Experts say “Super Saturday” (Dec. 20) is likely to be the busiest single shopping day of the year.

But “Black Friday” – which has become a five-day consumerist extravaganza of what are furiously and incessantly advertised as good deals – has given a running start to a holiday spending season expected to top $616 billion.

It’s about to finish up with “Cyber Monday,” when crowd-weary shoppers are meant to go online, computers fired up and credit cards nearby.

There’s plenty of advice out there.

CNET, which tracks consumer technology breakthroughs and reviews new gear, put together a list of “Best Cyber Monday 2014 deals.”

“We're keeping a running list of the best deals around the Web, since Cyber Monday is great for scoring deals ahead of the holidays while staying in your pajamas,” CNET announced.

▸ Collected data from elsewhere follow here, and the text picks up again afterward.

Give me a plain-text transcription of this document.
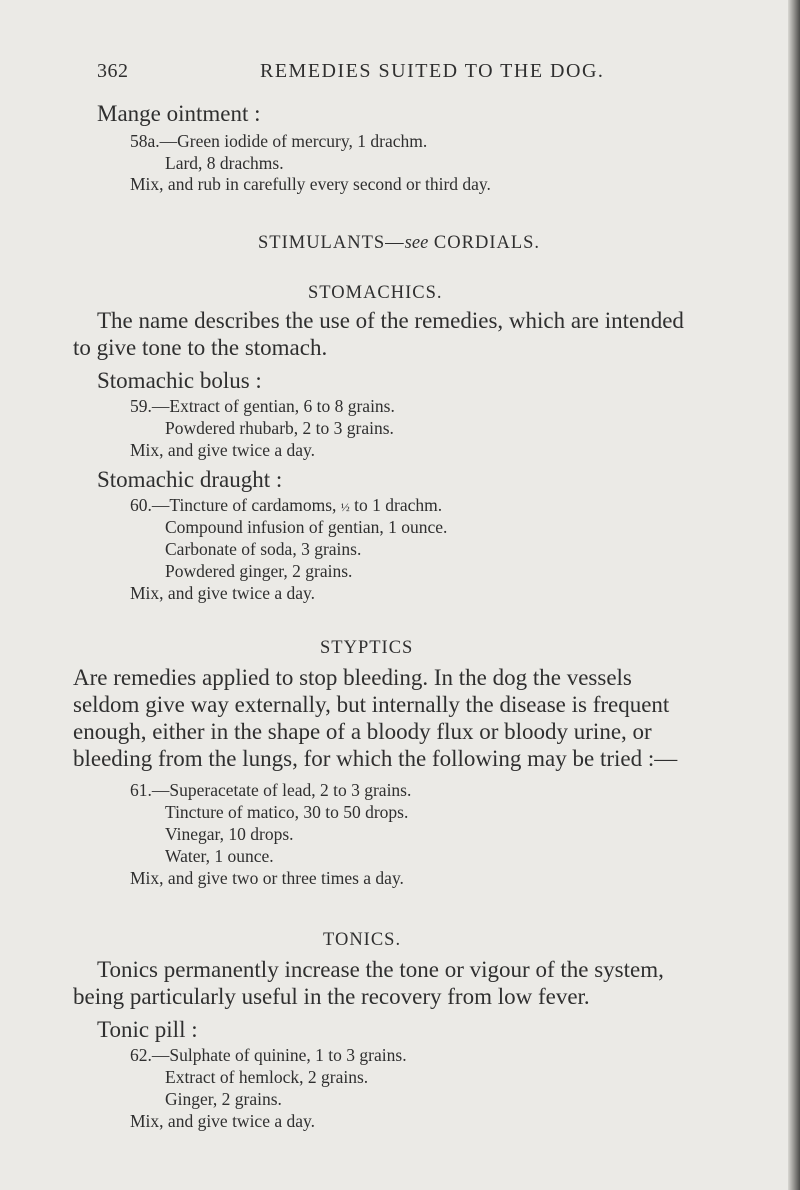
362	REMEDIES SUITED TO THE DOG.
Mange ointment :
58a.—Green iodide of mercury, 1 drachm.
Lard, 8 drachms.
Mix, and rub in carefully every second or third day.
STIMULANTS—see CORDIALS.
STOMACHICS.
The name describes the use of the remedies, which are intended
to give tone to the stomach.
Stomachic bolus :
59.—Extract of gentian, 6 to 8 grains.
Powdered rhubarb, 2 to 3 grains.
Mix, and give twice a day.
Stomachic draught :
60.—Tincture of cardamoms, ½ to 1 drachm.
Compound infusion of gentian, 1 ounce.
Carbonate of soda, 3 grains.
Powdered ginger, 2 grains.
Mix, and give twice a day.
STYPTICS
Are remedies applied to stop bleeding. In the dog the vessels
seldom give way externally, but internally the disease is frequent
enough, either in the shape of a bloody flux or bloody urine, or
bleeding from the lungs, for which the following may be tried :—
61.—Superacetate of lead, 2 to 3 grains.
Tincture of matico, 30 to 50 drops.
Vinegar, 10 drops.
Water, 1 ounce.
Mix, and give two or three times a day.
TONICS.
Tonics permanently increase the tone or vigour of the system,
being particularly useful in the recovery from low fever.
Tonic pill :
62.—Sulphate of quinine, 1 to 3 grains.
Extract of hemlock, 2 grains.
Ginger, 2 grains.
Mix, and give twice a day.
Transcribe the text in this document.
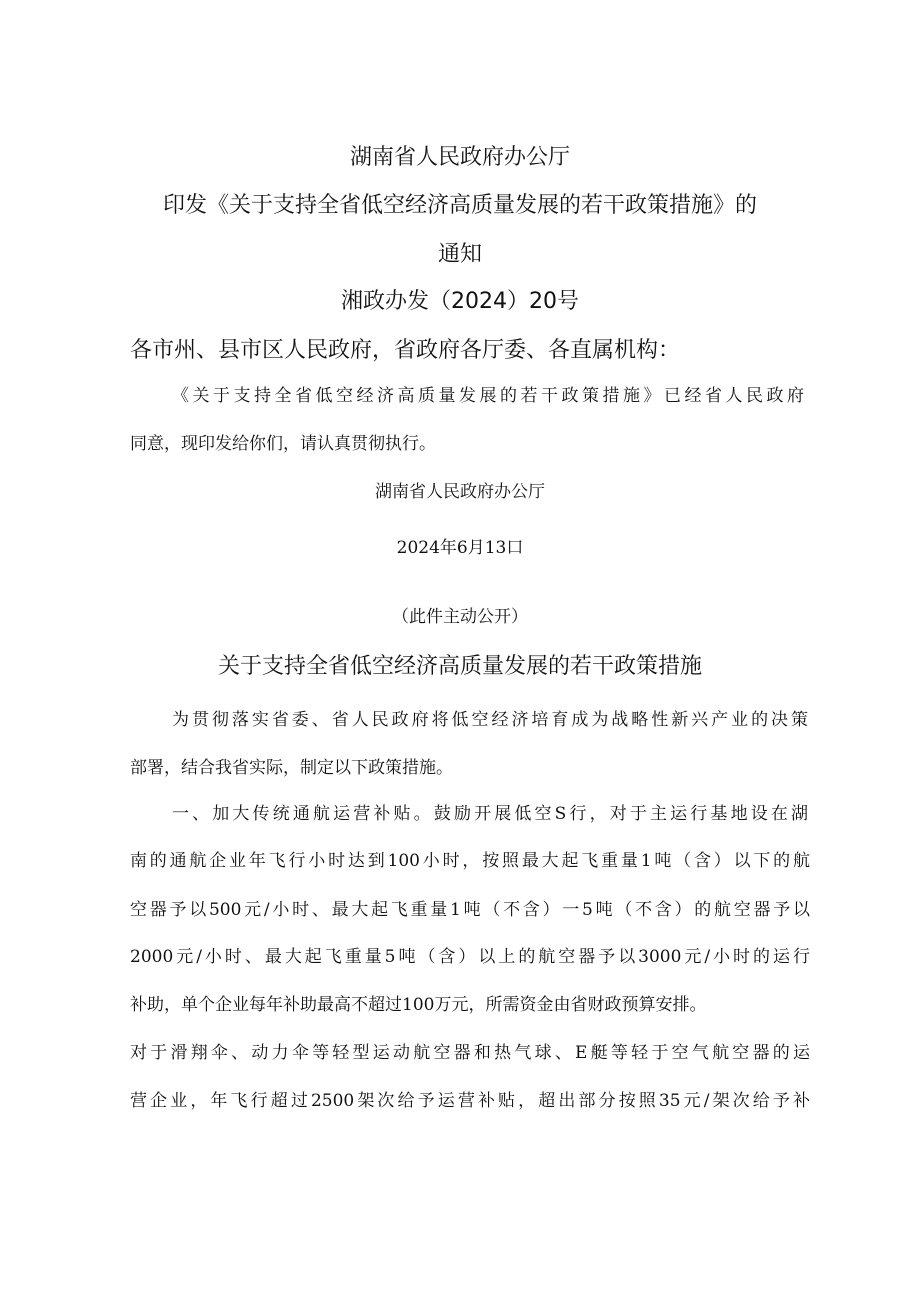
湖南省人民政府办公厅
印发《关于支持全省低空经济高质量发展的若干政策措施》的
通知
湘政办发（2024）20号
各市州、县市区人民政府，省政府各厅委、各直属机构：
《关于支持全省低空经济高质量发展的若干政策措施》已经省人民政府
同意，现印发给你们，请认真贯彻执行。
湖南省人民政府办公厅
2024年6月13口
（此件主动公开）
关于支持全省低空经济高质量发展的若干政策措施
为贯彻落实省委、省人民政府将低空经济培育成为战略性新兴产业的决策
部署，结合我省实际，制定以下政策措施。
一、加大传统通航运营补贴。鼓励开展低空S行，对于主运行基地设在湖
南的通航企业年飞行小时达到100小时，按照最大起飞重量1吨（含）以下的航
空器予以500元/小时、最大起飞重量1吨（不含）一5吨（不含）的航空器予以
2000元/小时、最大起飞重量5吨（含）以上的航空器予以3000元/小时的运行
补助，单个企业每年补助最高不超过100万元，所需资金由省财政预算安排。
对于滑翔伞、动力伞等轻型运动航空器和热气球、E艇等轻于空气航空器的运
营企业，年飞行超过2500架次给予运营补贴，超出部分按照35元/架次给予补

DailyFinance.com has listed “5 Best Apps for Saving Money on Cyber Monday.”

“Just like Black Friday, you need a strategy for Cyber Monday,” the company declares. “However, since many Cyber Monday sales aren't revealed until the weekend before or the actual day of, there isn't a lot of time to plan. You need reinforcement – a way to find the best deals quick. Fortunately, you can download several apps to your smartphone or tablet to save time and money.”

As a bonus app, DailyFinance points to CyberMonday.com, which highlights the best deals from more than 800 online retailers.

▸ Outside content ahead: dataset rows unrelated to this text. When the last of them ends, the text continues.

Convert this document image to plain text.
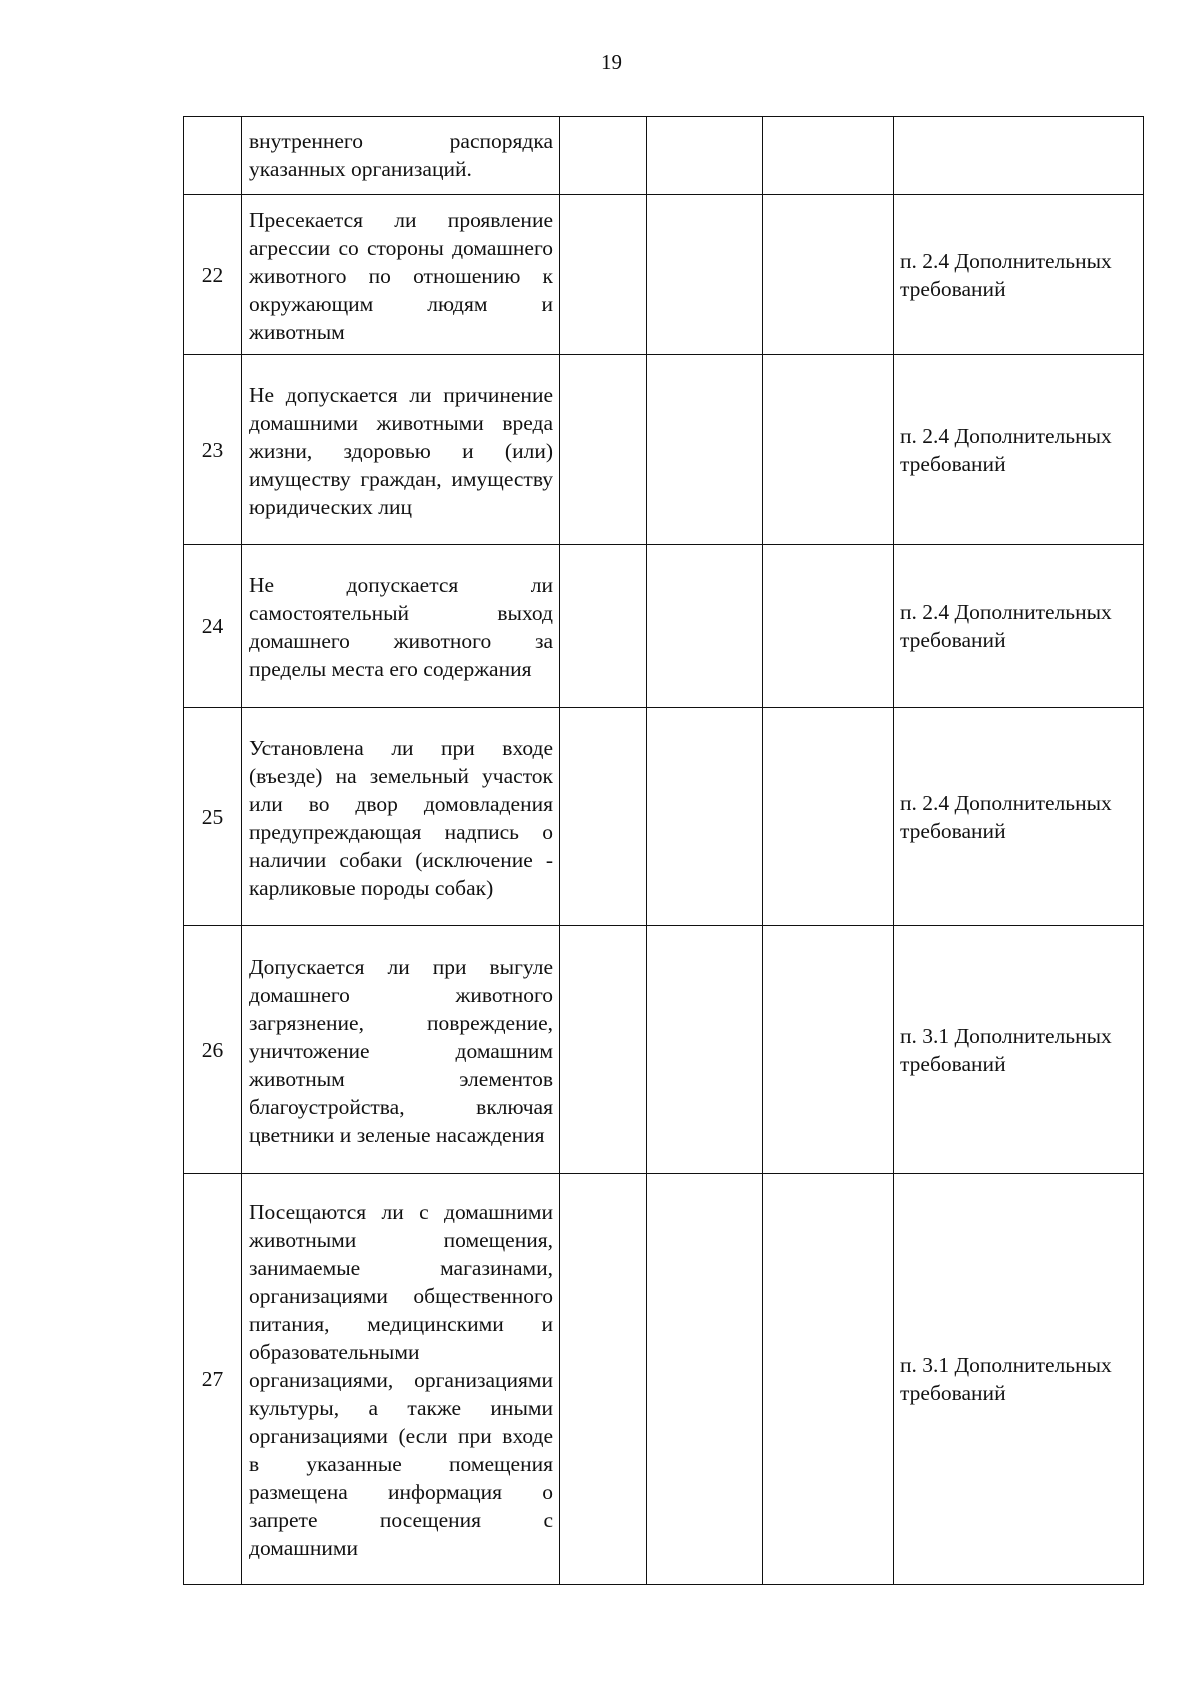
19

	внутреннего распорядка указанных организаций.				

22	Пресекается ли проявление агрессии со стороны домашнего животного по отношению к окружающим людям и животным				п. 2.4 Дополнительных требований
23	Не допускается ли причинение домашними животными вреда жизни, здоровью и (или) имуществу граждан, имуществу юридических лиц				п. 2.4 Дополнительных требований
24	Не допускается ли самостоятельный выход домашнего животного за пределы места его содержания				п. 2.4 Дополнительных требований
25	Установлена ли при входе (въезде) на земельный участок или во двор домовладения предупреждающая надпись о наличии собаки (исключение - карликовые породы собак)				п. 2.4 Дополнительных требований
26	Допускается ли при выгуле домашнего животного загрязнение, повреждение, уничтожение домашним животным элементов благоустройства, включая цветники и зеленые насаждения				п. 3.1 Дополнительных требований
27	Посещаются ли с домашними животными помещения, занимаемые магазинами, организациями общественного питания, медицинскими и образовательными организациями, организациями культуры, а также иными организациями (если при входе в указанные помещения размещена информация о запрете посещения с домашними				п. 3.1 Дополнительных требований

Time.com points to the “Top 10 gadgets of 2014.” Number two on the list is something called the “SmartThings Starter Kit” ($200), which “connects inanimate objects in your house to your phone.”

“Use it to attach sensors to your home and program smart objects from locks to crockpots and soon you’ll be living like the Jetsons,” Time explains.

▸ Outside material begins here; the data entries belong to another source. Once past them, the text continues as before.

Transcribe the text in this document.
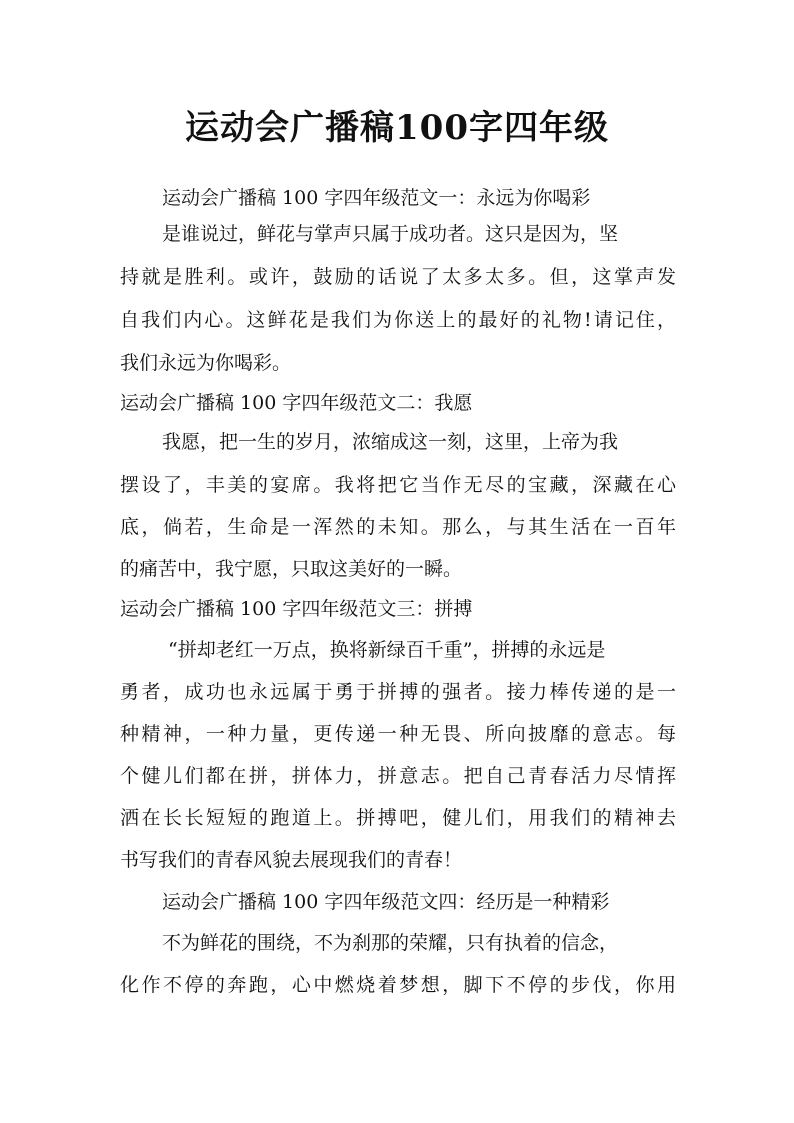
运动会广播稿100字四年级
运动会广播稿 100 字四年级范文一：永远为你喝彩
是谁说过，鲜花与掌声只属于成功者。这只是因为，坚
持就是胜利。或许，鼓励的话说了太多太多。但，这掌声发
自我们内心。这鲜花是我们为你送上的最好的礼物!请记住，
我们永远为你喝彩。
运动会广播稿 100 字四年级范文二：我愿
我愿，把一生的岁月，浓缩成这一刻，这里，上帝为我
摆设了，丰美的宴席。我将把它当作无尽的宝藏，深藏在心
底，倘若，生命是一浑然的未知。那么，与其生活在一百年
的痛苦中，我宁愿，只取这美好的一瞬。
运动会广播稿 100 字四年级范文三：拼搏
“拼却老红一万点，换将新绿百千重”，拼搏的永远是
勇者，成功也永远属于勇于拼搏的强者。接力棒传递的是一
种精神，一种力量，更传递一种无畏、所向披靡的意志。每
个健儿们都在拼，拼体力，拼意志。把自己青春活力尽情挥
洒在长长短短的跑道上。拼搏吧，健儿们，用我们的精神去
书写我们的青春风貌去展现我们的青春！
运动会广播稿 100 字四年级范文四：经历是一种精彩
不为鲜花的围绕，不为刹那的荣耀，只有执着的信念，
化作不停的奔跑，心中燃烧着梦想，脚下不停的步伐，你用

There are many such lists out there, but our personal favorite is “Brad’s Cyber Monday” (no relation), “Home to all the best online shopping deals and coupon codes of Thanksgiving Weekend and Cyber Monday 2014.”

For many online shopping powerhouses – Amazon included – Cyber Monday has stretched into “Cyber Weekend.” Amazon, in fact, is calling it “Cyber Week” with this come-on: “We're bringing you thousands of deals throughout the week. Some Cyber Monday 2014 deals are in limited supply, and all will go quickly – but don't worry if you miss one, because we'll keep adding new ones, as often as every ten minutes, all week long.”

Shoppers must be lining up there in unusual numbers, because the Amazon site was cranking slower than usual Sunday afternoon.

With all this online shopping, experts say consumers must be more than a little vigilant for scammers.

“They know it's Cyber Monday. They know people are out there shopping and they're going to do what they can to try and lure you in,” Michael Kaiser with the National Cyber Security Alliance told CNN.

Mr. Kaiser says consumers must be proactive and take precautions. “If they take those common-sense measures – they update their software, they put in things like two-step verification or multi-factor authentication – those are things that are in their control.”